La Argentina y gran parte de los países latinoamericanos están atravesados por la palabra “desapariciones” y también por “desaparecer” o “hacer desaparecer”. Todas adquieren un oscuro peso político: estatal, primero, por el actor que produce la “desaparición” y, luego, colectivo, por la masividad repetida de esos hechos en un tiempo y lugar determinados, es decir, como parte de un método no circunstancial sino estratégico. En la Argentina y otras naciones se sabe esto por la razón de la experiencia.

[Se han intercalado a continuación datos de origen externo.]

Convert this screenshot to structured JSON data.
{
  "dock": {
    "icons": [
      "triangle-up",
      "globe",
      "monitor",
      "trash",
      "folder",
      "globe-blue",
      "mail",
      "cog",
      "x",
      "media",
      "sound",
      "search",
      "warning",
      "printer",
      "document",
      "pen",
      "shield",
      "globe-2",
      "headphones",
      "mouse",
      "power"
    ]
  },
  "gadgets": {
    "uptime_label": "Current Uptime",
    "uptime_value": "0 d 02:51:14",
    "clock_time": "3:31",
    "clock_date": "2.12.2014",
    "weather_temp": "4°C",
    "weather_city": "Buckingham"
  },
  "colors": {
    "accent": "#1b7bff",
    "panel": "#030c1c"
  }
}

Sin embargo, existe otro tipo de desapariciones de carácter macabro, en las que los hacedores son un puñado de individuo o individuos, cuya acción no responde a un método similar a otro y cuyos fines quedan inciertos hasta que el caso (policial) se resuelva, si es que se resuelve.

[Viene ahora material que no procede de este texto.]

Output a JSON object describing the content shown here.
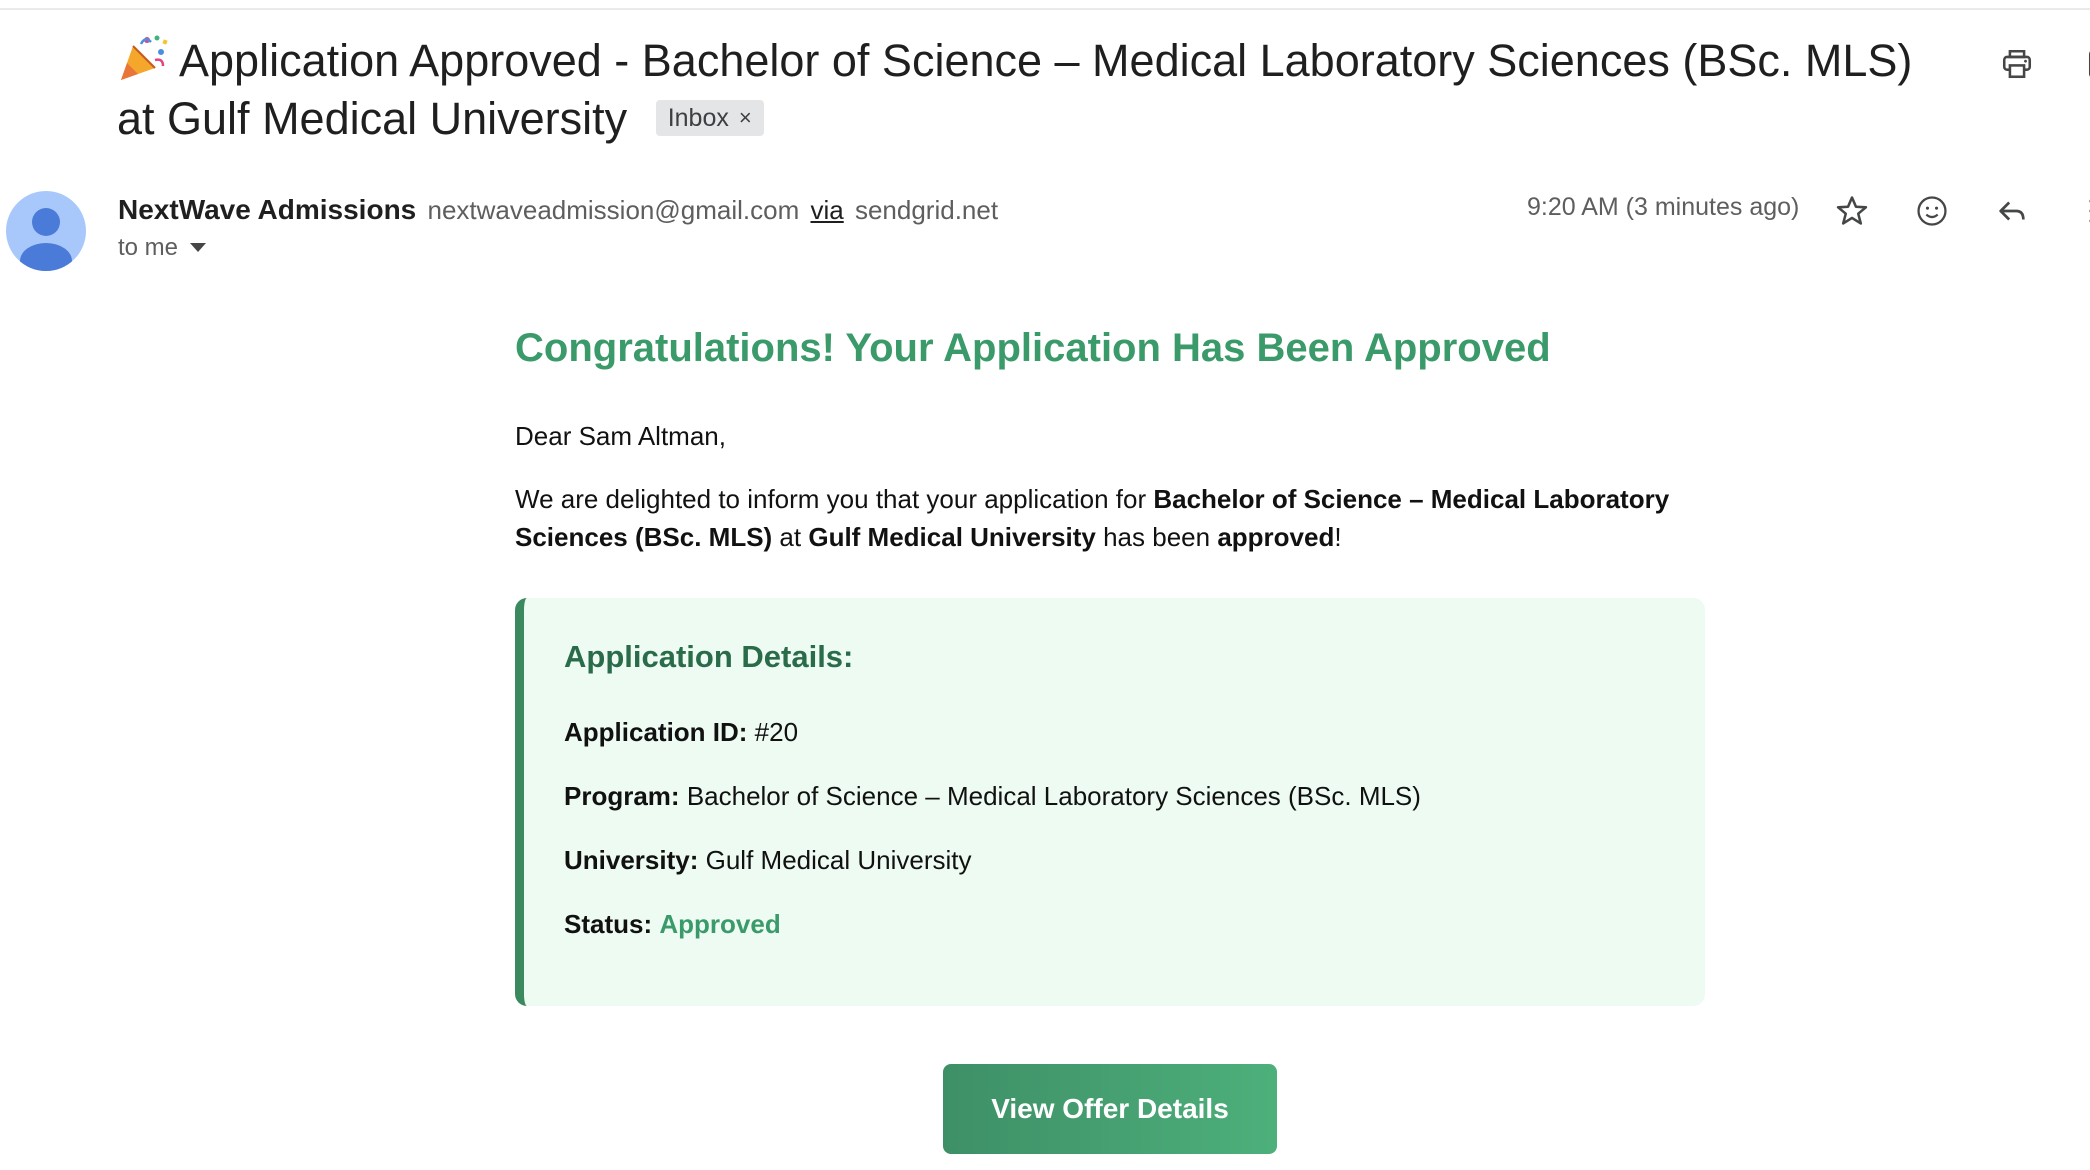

Más si quien desaparece es un niño.
En 1972, Steven Stayner era un chico de 7 años que vivía en el pequeño pueblo de Merced, en California, cerca del Parque Natural Yosemite. Un lugar en el que todo el mundo conoce a todo el mundo, donde los niños, si las madres o padres no llegan a tiempo a buscarlos a la salida de la escuela, se van solos, caminando. Ese día la madre de Steven no llegó a la escuela. Steven comenzó a caminar. Un adulto le habló. Mencionó a sus padres. Steven subió al auto. No se supo más de él. Estaba desaparecido.
Esta es la base sobre la que se yergue el documental en tres partes Captive Audience (Audiencia cautiva), que lleva por subtítulo “Una historia americana real del horror” y que está alojada en Star Plus. Ya contar el secuestro de un niño podría ser suficiente para justificar una narración que dé cuenta de ese crimen. Sin embargo, la historia de Steven Stayner implica más. Lamentablemente, mucho más. Horrorosamente, mucho más.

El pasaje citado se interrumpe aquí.